Solar Panels in your home as a way to generate power are nothing new. Tax credits, rebates, and incentives for installing solar panels, also nothing new. Yet, the further we go down the road of climate change and its negative side effects the more important it is for the entire world to continue investing in renewable, green energy sources. This is why rebates and similar offers are so vital to industries such as solar. But why are they important to you?
What Is A Rebate?
You’ve gotta spend money to make money. Rule of thumb for businesses, but with rebates businesses are able to generate more business while also passing on some savings to you, the consumer. A rebate is a partial repayment on something that’s already been bought and paid for, like your solar panels.

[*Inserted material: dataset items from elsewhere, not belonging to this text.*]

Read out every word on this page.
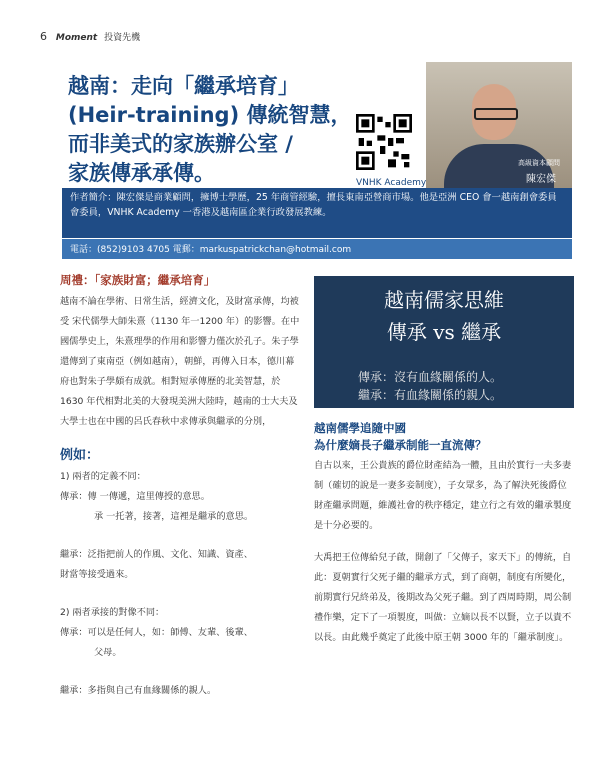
6 Moment 投資先機
越南：走向「繼承培育」
(Heir-training) 傳統智慧，
而非美式的家族辦公室 /
家族傳承承傳。	VNHK Academy
高級資本顧問
陳宏傑
作者簡介：陳宏傑是商業顧問，擁博士學歷，25 年商管經驗，擅長東南亞營商市場。他是亞洲 CEO 會一越南創會委員會委員，VNHK Academy 一香港及越南區企業行政發展教練。
電話：(852)9103 4705 電郵：markuspatrickchan@hotmail.com
周禮：「家族財富；繼承培育」

越南不論在學術、日常生活，經濟文化，及財富承傳，均被受 宋代儒學大師朱熹（1130 年一1200 年）的影響。在中國儒學史上，朱熹理學的作用和影響力僅次於孔子。朱子學還傳到了東南亞（例如越南），朝鮮，再傳入日本，德川幕府也對朱子學頗有成就。相對短承傳歷的北美智慧，於 1630 年代相對北美的大發現美洲大陸時，越南的士大夫及大學士也在中國的呂氏春秋中求傳承與繼承的分別，

例如：
1) 兩者的定義不同：
傳承：傳 一傳遞，這里傳授的意思。
承 一托著，接著，這裡是繼承的意思。
繼承：泛指把前人的作風、文化、知識、資產、
財當等接受過來。
2) 兩者承接的對像不同：
傳承：可以是任何人，如：師傅、友輩、後輩、
父母。
繼承：多指與自己有血緣關係的親人。
越南儒家思維
傳承 vs 繼承
傳承：沒有血緣關係的人。
繼承：有血緣關係的親人。
越南儒學追隨中國
為什麼嫡長子繼承制能一直流傳？

自古以來，王公貴族的爵位財產結為一體，且由於實行一夫多妻制（確切的說是一妻多妾制度），子女眾多，為了解決死後爵位財產繼承問題，維護社會的秩序穩定，建立行之有效的繼承製度是十分必要的。

大禹把王位傳給兒子啟，開創了「父傳子，家天下」的傳統，自此：夏朝實行父死子繼的繼承方式，到了商朝，制度有所變化，前期實行兄終弟及，後期改為父死子繼。到了西周時期，周公制禮作樂，定下了一項製度，叫做：立嫡以長不以賢，立子以貴不以長。由此幾乎奠定了此後中原王朝 3000 年的「繼承制度」。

Sometimes rebates offered via the manufacturer require you to purchase, then mail in your request for a rebate before they send you a check. For the federal government, you can collect your rebate when you pay your taxes.
How Is That Different From A Tax Credit?
Excellent question. A tax credit is offset by the taxes you owe, whereas a rebate will be paid regardless of your final bill. For example, if you’re a lower income earner and it’s low enough to owe nothing in taxes, tax credits will not apply to you. If the state or federal government offers you a rebate on solar installation, you’ll receive the amount of that rebate whether you owe a lot or a little, or even nothing at all.
How Does This Help Me?
Well, the actual cost of solar can reach up to $20,000. That’s a new kitchen, and then some. While we would all love a new kitchen, bedecked with tons of space and all the best gadgets, you can save money and the environment by doing your part and switching to solar. You’ll generate savings through your overhead, but it will still take around 20 years to make back that initial investment. This alone is enough to deter homeowners. With a rebate, though, you can earn back a substantial amount of your investment within the fiscal year. There are other tools available to some to help save you some dough, like net-metering. Net-metering is a wonderful practice in cities where any excess energy your solar panels create that your house doesn’t use gets transferred to the larger, city power grid and puts a little money in your pocket. The more you contribute to the grid, the more money you get in the form of a credit.

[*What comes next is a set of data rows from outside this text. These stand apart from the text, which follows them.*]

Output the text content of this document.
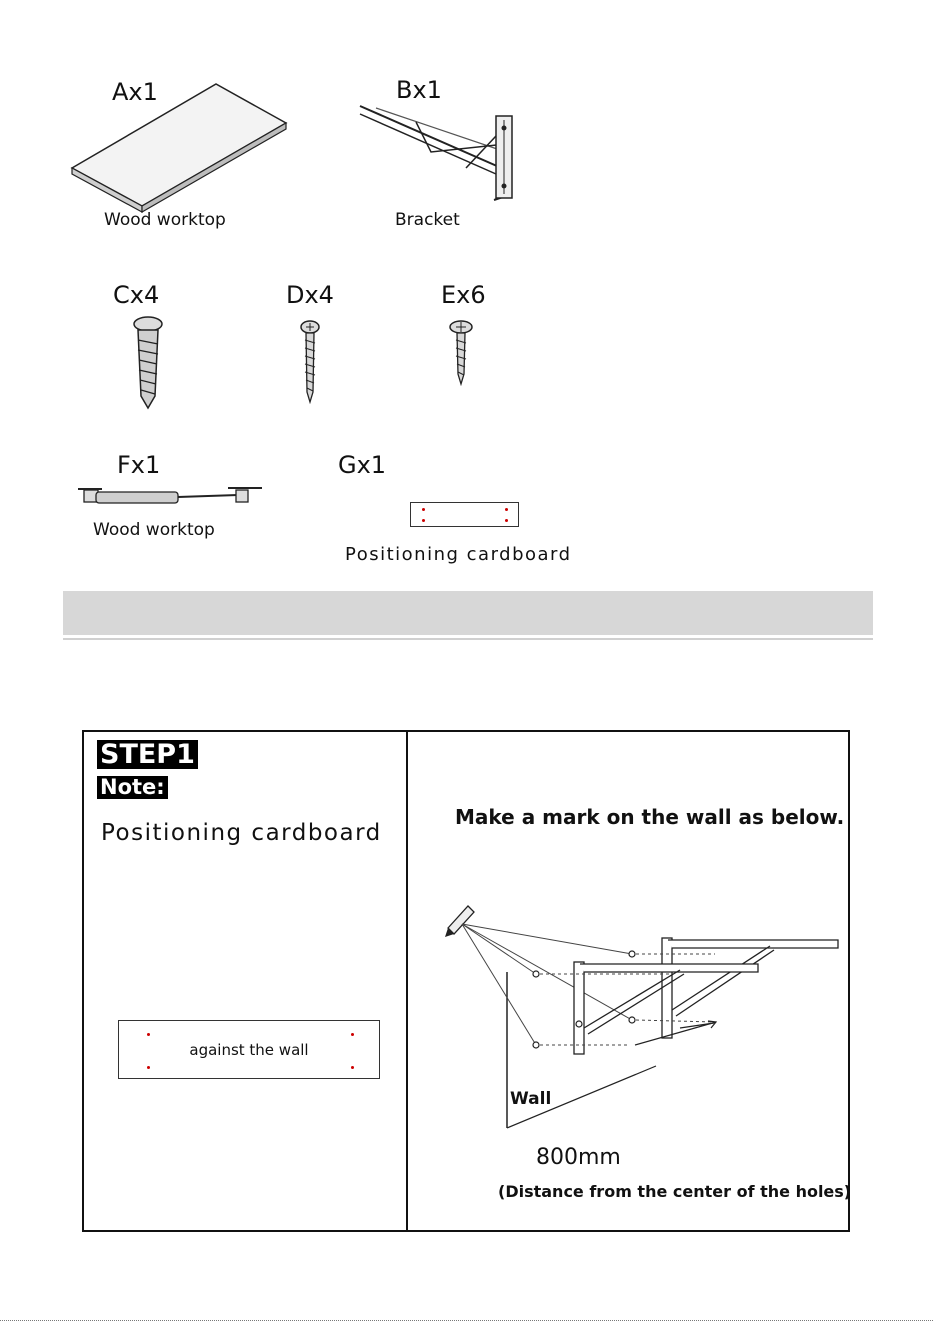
Ax1
Wood worktop
Bx1
Bracket
Cx4	Dx4	Ex6
Fx1
Wood worktop
Gx1
Positioning cardboard
STEP1
Note:
Positioning cardboard
against the wall
Make a mark on the wall as below.
Wall
800mm
(Distance from the center of the holes)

While it would be nice for the environment to lay down some serious laws that put solar and other green energies into every single home and business across the world, it isn’t really feasible. The companies that build, transport, sell, and install solar are still companies with a bottom line of profits to meet. It isn’t particularly constitutional to force people to shill out what they don’t have. Offering incentives like rebates encourages people to move in this direction without creating a huge financial risk. If you have yet to go green with solar, keep an eye out for these offers and seize upon them as soon as you can.